脊髄性進行性筋萎縮症

概要

脊髄性進行性筋萎縮症は、下位運動ニューロンの変性・脱落により四肢・体幹筋の筋力低下と筋萎縮をきたす慢性進行性の神経変性疾患である。主に成人期以降に発症し、進行は緩徐で感覚障害は伴わない。遺伝性のものと孤発性のものが存在する。

要点

  • 下位運動ニューロン障害により筋萎縮・筋力低下を呈する
  • 感覚障害や上位運動ニューロン徴候はみられない
  • 進行は緩徐で、呼吸筋障害や球麻痺は稀

病態・原因

脊髄前角細胞(下位運動ニューロン)の変性・脱落が主な病態であり、孤発性または遺伝性(常染色体劣性遺伝やX連鎖劣性遺伝など)で発症する。ウイルス感染や自己免疫などの二次的要因は稀で、多くは原因不明の特発性である。

主症状・身体所見

四肢遠位優位の筋力低下と筋萎縮が進行性にみられる。
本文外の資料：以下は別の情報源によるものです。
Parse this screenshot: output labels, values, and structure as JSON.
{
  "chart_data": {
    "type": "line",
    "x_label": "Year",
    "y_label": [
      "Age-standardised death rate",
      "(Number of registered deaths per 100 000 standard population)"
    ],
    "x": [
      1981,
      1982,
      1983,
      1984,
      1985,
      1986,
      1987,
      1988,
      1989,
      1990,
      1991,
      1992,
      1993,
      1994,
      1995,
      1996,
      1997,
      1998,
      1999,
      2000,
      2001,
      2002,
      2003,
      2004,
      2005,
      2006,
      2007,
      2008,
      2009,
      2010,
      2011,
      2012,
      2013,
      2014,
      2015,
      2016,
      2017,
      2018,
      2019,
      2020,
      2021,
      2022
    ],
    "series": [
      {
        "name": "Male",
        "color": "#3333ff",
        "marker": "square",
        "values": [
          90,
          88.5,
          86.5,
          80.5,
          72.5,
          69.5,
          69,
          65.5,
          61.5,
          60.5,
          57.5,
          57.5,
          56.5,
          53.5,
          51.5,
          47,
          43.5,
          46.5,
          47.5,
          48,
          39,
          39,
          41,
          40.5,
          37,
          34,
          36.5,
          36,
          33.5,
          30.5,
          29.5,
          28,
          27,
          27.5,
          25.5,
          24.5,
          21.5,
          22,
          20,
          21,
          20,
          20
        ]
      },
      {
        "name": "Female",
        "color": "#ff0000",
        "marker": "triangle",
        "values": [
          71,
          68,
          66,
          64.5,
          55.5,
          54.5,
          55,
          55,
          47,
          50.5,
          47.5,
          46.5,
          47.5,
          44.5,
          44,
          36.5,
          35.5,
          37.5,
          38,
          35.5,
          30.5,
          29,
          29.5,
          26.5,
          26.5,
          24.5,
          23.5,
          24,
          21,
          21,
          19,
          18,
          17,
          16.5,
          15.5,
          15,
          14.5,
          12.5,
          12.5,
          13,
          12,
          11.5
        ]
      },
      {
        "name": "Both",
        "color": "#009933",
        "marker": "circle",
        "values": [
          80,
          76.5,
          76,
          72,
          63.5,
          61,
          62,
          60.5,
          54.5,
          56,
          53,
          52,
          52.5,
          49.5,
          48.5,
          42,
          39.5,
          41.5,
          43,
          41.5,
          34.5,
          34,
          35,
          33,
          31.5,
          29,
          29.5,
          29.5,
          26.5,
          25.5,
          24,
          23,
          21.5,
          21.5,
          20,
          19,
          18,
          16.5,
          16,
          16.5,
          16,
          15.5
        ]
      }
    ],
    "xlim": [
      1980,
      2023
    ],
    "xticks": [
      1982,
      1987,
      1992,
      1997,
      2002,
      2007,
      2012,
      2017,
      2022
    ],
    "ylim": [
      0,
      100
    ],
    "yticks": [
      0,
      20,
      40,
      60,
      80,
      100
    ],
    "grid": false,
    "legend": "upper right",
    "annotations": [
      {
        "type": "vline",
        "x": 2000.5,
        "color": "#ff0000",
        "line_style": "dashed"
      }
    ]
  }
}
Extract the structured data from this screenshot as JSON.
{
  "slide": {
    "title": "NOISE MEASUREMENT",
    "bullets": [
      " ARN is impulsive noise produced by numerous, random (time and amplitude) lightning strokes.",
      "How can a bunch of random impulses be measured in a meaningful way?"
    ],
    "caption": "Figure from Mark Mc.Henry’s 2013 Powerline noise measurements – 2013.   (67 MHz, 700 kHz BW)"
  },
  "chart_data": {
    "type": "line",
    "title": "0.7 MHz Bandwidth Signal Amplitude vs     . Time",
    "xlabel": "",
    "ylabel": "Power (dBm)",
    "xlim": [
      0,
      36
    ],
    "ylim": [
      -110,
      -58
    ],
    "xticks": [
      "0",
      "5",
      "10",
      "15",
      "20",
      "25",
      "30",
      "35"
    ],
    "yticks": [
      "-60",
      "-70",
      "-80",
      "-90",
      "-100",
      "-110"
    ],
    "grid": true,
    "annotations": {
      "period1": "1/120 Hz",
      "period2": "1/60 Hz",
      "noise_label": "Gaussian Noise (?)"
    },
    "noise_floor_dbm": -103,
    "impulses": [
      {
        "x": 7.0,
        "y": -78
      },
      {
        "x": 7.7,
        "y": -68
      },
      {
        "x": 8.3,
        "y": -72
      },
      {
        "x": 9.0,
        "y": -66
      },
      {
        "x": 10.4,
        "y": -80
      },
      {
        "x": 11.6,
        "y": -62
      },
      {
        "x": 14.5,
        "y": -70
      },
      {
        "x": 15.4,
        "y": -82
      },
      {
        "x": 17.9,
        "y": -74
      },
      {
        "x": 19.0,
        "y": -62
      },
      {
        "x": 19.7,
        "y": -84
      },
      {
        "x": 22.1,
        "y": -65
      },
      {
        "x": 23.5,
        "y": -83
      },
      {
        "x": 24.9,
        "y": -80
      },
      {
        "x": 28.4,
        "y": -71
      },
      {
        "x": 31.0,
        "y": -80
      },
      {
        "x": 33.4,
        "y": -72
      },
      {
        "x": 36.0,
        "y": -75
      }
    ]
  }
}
腱反射は減弱または消失し、筋線維束性収縮(ファシキュレーション)が認められる。感覚障害や上位運動ニューロン徴候(痙縮・バビンスキー徴候など)はみられない。

検査・診断

検査所見補足
針筋電図神経原性変化(高振幅・長持続の電位、ファシキュレーション)下位運動ニューロン障害の証明
神経伝導検査運動神経伝導速度の低下または振幅減少感覚神経は正常
MRI脊髄脊髄前角の萎縮除外診断にも有用

筋生検では神経原性萎縮像を認める。診断は臨床像と電気生理学的所見、画像検査により行い、他の筋萎縮性疾患(ALSなど)を除外することが重要である。

治療

  • 対症療法:リハビリテーションによる筋力維持
  • 補助療法:装具使用、栄養管理、呼吸管理
  • 注意点:過度な筋負荷は筋力低下を助長するため避ける

鑑別・比較

疾患見分けるキーポイント検査差異
筋萎縮性側索硬化症上位運動ニューロン徴候(痙縮・バビンスキー徴候)を伴う針筋電図で上下位運動ニューロン障害
球脊髄性筋萎縮症性染色体連鎖性、内分泌異常・舌萎縮・振戦遺伝子検査でCAGリピート異常

補足事項

進行は緩徐であり、生命予後は比較的良好なことが多い。嚥下障害や呼吸筋障害の合併は稀であるが、経過中の合併症に注意する必要がある。遺伝性の場合は家族歴や遺伝子診断も考慮する。